Liveblogging the Education Committee’s Work Session on LD 1801, continued…


Good presentation by Superintendent Perry on what they would like to do up in Greenville…one wishes them the best of luck up there.

Back to the debate on charter schools, with Rep. Casavant leading off talking about how charter schools could complement the conventional public school system. Good points on how charter schools are an option, and how they involve the parents. Also good on how this is a whole different world than it was last year when charter school legislation was last heard.

Rep. Lovejoy against – in favor of innovative schools, but against charters. They would cost too much, seems to be the bulk of his argument.

Sen. Alfond against – the system we have is fine, thanks, and even if it is not, it will be because the committee passed some kind “multiple pathways” bill, whatever that is.

Sen. Schneider against – thinks the innovative school language is fine. Charter schools will be a problem for local school districts. 

A problem for local school districts??

One of the things that the charter school movement is going to have to do is somehow create some space in people’s minds between what is in the best interest of kids and what is in the best interest of school districts. In the eyes of Sen. Schneider and others, those two things are the same thing.

Think of what she is saying. If a family decides that another school (a charter school, in this instance), is a better fit for their child and moves the child to the charter school, that should be forbidden – prohibited – because having the family do this is a problem for the school district.
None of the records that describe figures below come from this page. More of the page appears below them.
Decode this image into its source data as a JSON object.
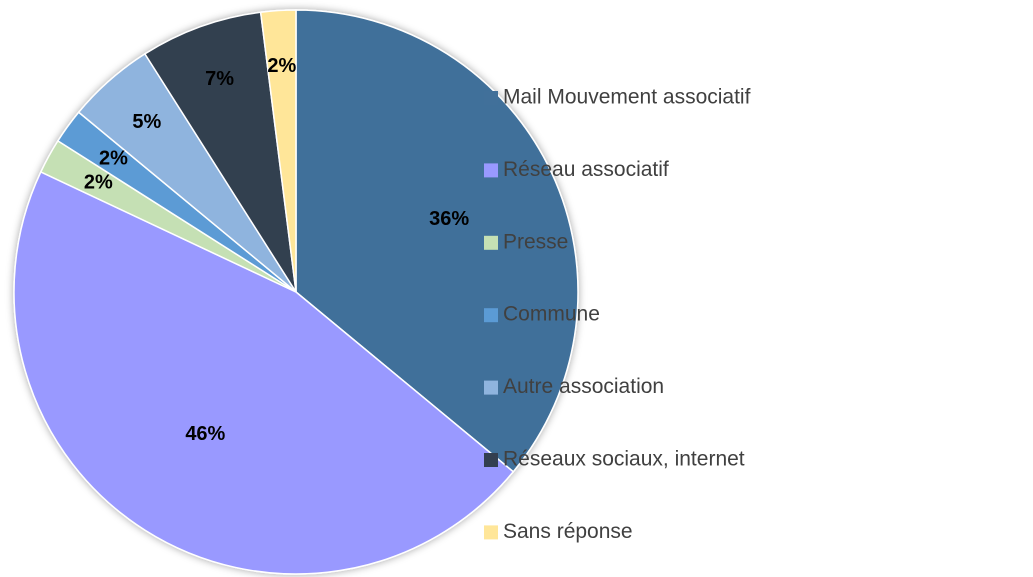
{
  "chart_data": {
    "type": "pie",
    "categories": [
      "Mail Mouvement associatif",
      "Réseau associatif",
      "Presse",
      "Commune",
      "Autre association",
      "Réseaux sociaux, internet",
      "Sans réponse"
    ],
    "values": [
      36,
      46,
      2,
      2,
      5,
      7,
      2
    ],
    "value_labels": [
      "36%",
      "46%",
      "2%",
      "2%",
      "5%",
      "7%",
      "2%"
    ],
    "colors": [
      "#41709a",
      "#9999ff",
      "#c5e0b4",
      "#5b9bd5",
      "#8fb4de",
      "#333f50",
      "#ffe699"
    ],
    "legend": "right"
  }
}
It is not a problem for the family and not a problem for the student, but a problem for the school district, therefore it must not be allowed. That is the interest that some – perhaps most – of the members of the committee hold paramount: what is in the best interest of the school district.

It is a testament to the forces of the status quo that they have convinced so many of these lawmakers that the lens through which they should view every school reform idea is whether or not it will benefit the school district.